Create a space
As discussed in the previous section, an organization contains one or more spaces. It is in these spaces where the actual data engineering happens. In this section, we'll set up a space and connect it to a data warehouse.
About spaces
The space is the environment where Y42 keeps all our pipelines and assets. Spaces are isolated working environments in an organization. We might create multiple spaces to separate data pipelines by functional teams or by varying levels of access restrictions to sensitive data.
In the background, spaces are connected to a data warehouse (BigQuery or Snowflake), a cloud storage bucket, and a Git repository. Y42 needs access to your data warehouse to read, process, and store your data. It uses the cloud storage as an intermediate layer to cache information. Lastly, the Git repository is where Y42 stores pipeline configurations, schedulers, tests, and metadata as code.
Component | Purpose |
---|---|
Data warehouse | Y42 writes the data it processes to a data warehouse and reads it again for further transformations. |
Cloud storage | Y42 reads and writes data to a cloud storage bucket as an intermediate layer for caching information. |
Git repository | Y42 writes the configuration of pipelines, schedulers, data tests, and metadata to a Git repository. |
Sandbox mode
You can opt to create a space in sandbox mode. Doing so allows you to experience the Y42 platform without setting up the connection to a data warehouse. Please only use this for demo purposes, however! The space will automatically be deleted after 14 days and is not meant for real-life projects.
Create a space
Create a space
Every space in a organization has its own name. You'll be prompted to provide a display name when you create a new space. Based on this display name, Y42 will generate a slug. While you can modify display names after creation, this won't update the slug.

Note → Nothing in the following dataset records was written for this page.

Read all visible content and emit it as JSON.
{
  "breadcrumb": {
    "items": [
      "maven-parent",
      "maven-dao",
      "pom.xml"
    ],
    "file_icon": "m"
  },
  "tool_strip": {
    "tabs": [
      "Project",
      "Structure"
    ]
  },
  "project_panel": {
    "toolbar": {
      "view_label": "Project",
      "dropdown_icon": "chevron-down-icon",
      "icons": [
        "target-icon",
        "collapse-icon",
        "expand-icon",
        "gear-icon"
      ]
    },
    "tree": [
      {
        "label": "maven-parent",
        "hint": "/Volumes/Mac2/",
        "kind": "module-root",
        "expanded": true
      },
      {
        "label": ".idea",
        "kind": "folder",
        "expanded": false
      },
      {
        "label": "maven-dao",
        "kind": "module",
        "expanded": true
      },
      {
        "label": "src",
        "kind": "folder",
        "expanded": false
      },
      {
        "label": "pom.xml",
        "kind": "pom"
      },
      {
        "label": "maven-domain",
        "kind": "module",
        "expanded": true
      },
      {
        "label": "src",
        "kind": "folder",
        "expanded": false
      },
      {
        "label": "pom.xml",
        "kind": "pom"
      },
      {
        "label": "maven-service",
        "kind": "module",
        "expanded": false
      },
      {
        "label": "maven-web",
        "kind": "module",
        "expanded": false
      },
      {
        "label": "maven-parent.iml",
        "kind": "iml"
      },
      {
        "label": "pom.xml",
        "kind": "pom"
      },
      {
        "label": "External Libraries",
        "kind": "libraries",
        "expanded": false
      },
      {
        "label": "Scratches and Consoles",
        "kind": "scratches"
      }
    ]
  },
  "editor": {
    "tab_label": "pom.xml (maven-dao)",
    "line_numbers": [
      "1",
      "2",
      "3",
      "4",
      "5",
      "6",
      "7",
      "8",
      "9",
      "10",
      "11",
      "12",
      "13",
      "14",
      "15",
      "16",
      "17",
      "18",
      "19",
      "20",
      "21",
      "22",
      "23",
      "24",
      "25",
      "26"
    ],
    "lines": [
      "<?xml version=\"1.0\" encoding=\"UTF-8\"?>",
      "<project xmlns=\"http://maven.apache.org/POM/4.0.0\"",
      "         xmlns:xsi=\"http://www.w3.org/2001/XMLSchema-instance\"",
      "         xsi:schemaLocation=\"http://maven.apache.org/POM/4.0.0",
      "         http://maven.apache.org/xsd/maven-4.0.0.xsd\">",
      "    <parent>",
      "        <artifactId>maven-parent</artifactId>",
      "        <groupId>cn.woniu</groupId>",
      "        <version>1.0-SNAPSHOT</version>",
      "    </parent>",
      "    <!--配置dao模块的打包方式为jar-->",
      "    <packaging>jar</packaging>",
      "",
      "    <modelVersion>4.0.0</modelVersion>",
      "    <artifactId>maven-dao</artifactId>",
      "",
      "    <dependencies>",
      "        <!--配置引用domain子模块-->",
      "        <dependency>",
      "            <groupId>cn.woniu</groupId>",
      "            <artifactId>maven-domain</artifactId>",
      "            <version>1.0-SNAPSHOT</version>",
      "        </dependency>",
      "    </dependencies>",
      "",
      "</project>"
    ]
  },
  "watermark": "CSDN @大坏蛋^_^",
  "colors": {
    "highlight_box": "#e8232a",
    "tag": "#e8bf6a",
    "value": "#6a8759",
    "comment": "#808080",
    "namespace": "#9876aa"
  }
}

Connect to data warehouse and cloud storage
Y42 supports the following configurations:
Data warehouse provider | Cloud storage service | Reference |
---|---|---|
Google BigQuery | Google Cloud Storage | Guide |
Snowflake | Amazon Web Services S3 | Guide |
Snowflake | Microsoft Azure Blob Storage | Guide |
Please refer to the relevant page for your configuration.
Connect to Git repository
After connecting to the data warehouse, we can choose the Git repository Y42 uses in the background. For this guide, let's stick with the default Y42-hosted GitLab repository. Please refer to the documentation if you want to use your self-hosted GitLab or GitHub repository.
Welcome to your space
After the configuration, Y42 will show us our newly created space. We'll explore the space in depth throughout the upcoming sections, but let's briefly discuss the different panels in our space.
Asset Editor
This is where the active development of our pipelines happens. We can use three distinct views: List, Lineage, and Code. Y42 keeps all three of these in sync, so edits in the lineage view will automatically show up in the code view. When developing, we can pick the view that best suits the current task and our preference.
Asset Monitor
Here we can zoom out and get a high-level overview of our asset health. Y42 displays relevant metadata and provides assets' build history. If something goes wrong with our pipelines, the asset monitor will show us. From the high-level overview we can drill down and get specific data on assets and runs.
Asset Catalog
The Catalog documents the assets in our space and displays all their relevant metadata. The lineage views here are especially useful, showing us how data flows through our pipelines at a column level.
Settings
As the name suggests, this is where we can view and adjust the settings for our space. This includes integrations, secrets, and access control. Note that Y42 has settings panels at both the space and organization level.
Ready for lift-off! 🚀
We now have an account, organization, and space all set up and ready for action! In the next sections, we'll explore all of the core features that Y42 offers on its turnkey data orchestration platform. We'll begin by setting up a pipeline that ingests and transforms data.